The following limitations need to be considered.
First, manual surveillance always depends on the expertise and accuracy of the person responsible for carrying out the surveillance. Therefore, the NRZ organizes yearly events to instruct local IPC staff in the validated clinical criteria in the NEO-KISS protocol. Participating hospitals are required to guarantee that the recording of data is performed only by IPC staff that have had this training. Second, in 2017, during the observation period, two relevant changes to the NEO-KISS protocol were introduced and implemented. These were i) a cutoff period of 14 days, in reference to which a second infection in the same organ or with the same bacterial species cannot be diagnosed until at least 14 days after the first infection, and ii) by definition, “device-association” applies only if the device has been in place for at least three days either on the day of the first onset of symptoms or on the day before onset of symptoms. Third, device days could not be incorporated into the analysis, as the available data do not distinguish between a device preceding infection and a device occurring as a consequence of the infection. Fourth, since blood culture sampling frequency is not recorded in NEO-KISS, the changes in HAS rates could ultimately have been the result of changes in blood culture sampling policies. Fifth, comparability of NEO-KISS with surveillance systems from other countries is limited, but our results strongly support the goal of initiatives that aim at introducing internationally harmonized surveillance systems for nosocomial infections in high-risk neonates similar to the NeoIPC Surveillance. 33
Here, for the first time, data is presented from a nationwide surveillance system for HAI in high-risk neonates which has been maintained continuously in Germany for more than two decades. Evaluation based on surveillance periods shows a continuous reduction in incidence densities of HAS and HAP over time.
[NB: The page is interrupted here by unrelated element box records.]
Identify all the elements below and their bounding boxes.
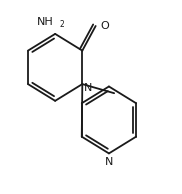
Text: 2: 2 xyxy=(59,20,64,29)
Text: NH: NH xyxy=(37,17,53,27)
Text: N: N xyxy=(105,157,113,167)
Text: O: O xyxy=(100,21,109,31)
Text: N: N xyxy=(84,83,92,93)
In conclusion, we interpret this decrease as a sign of improved treatment, which includes improved IPC measures and the ongoing surveillance of HAI. The feasibility and success of a nationwide surveillance system for preterm infants should encourage wider adoption of methods like NEO-KISS.
Supplementary material
Supplementary material for this article can be found at https://doi.org/10.1017/ice.2026.10407.
Data availability
Not applicable, because all data were collected as part of the surveillance of (HAI) conducted in accordance with the German Protection Against Infection Act.
Acknowledgements
We thank all of the staff and clinicians of the neonatal departments who participated in the study for their support and participation. We thank Gerald Brennan for proofreading as a native speaker.
Financial support
The NEO-KISS receives financial support from the German Ministry of Health.
Competing interests
All authors report no conflicts of interest relevant to this article.
Ethical standard
Ethics approval and informed consent were not needed for this retrospective analysis of data routinely collected as part of the surveillance of (HAI) conducted in accordance with the German Protection Against Infection Act.
Use of artificial intelligence tools
OpenAI’s ChatGPT V4 was employed as a drafting tool to assist with refining the language, coherence, and structure of this manuscript. All scientific content, analyses, and conclusions were exclusively the responsibility of the authors.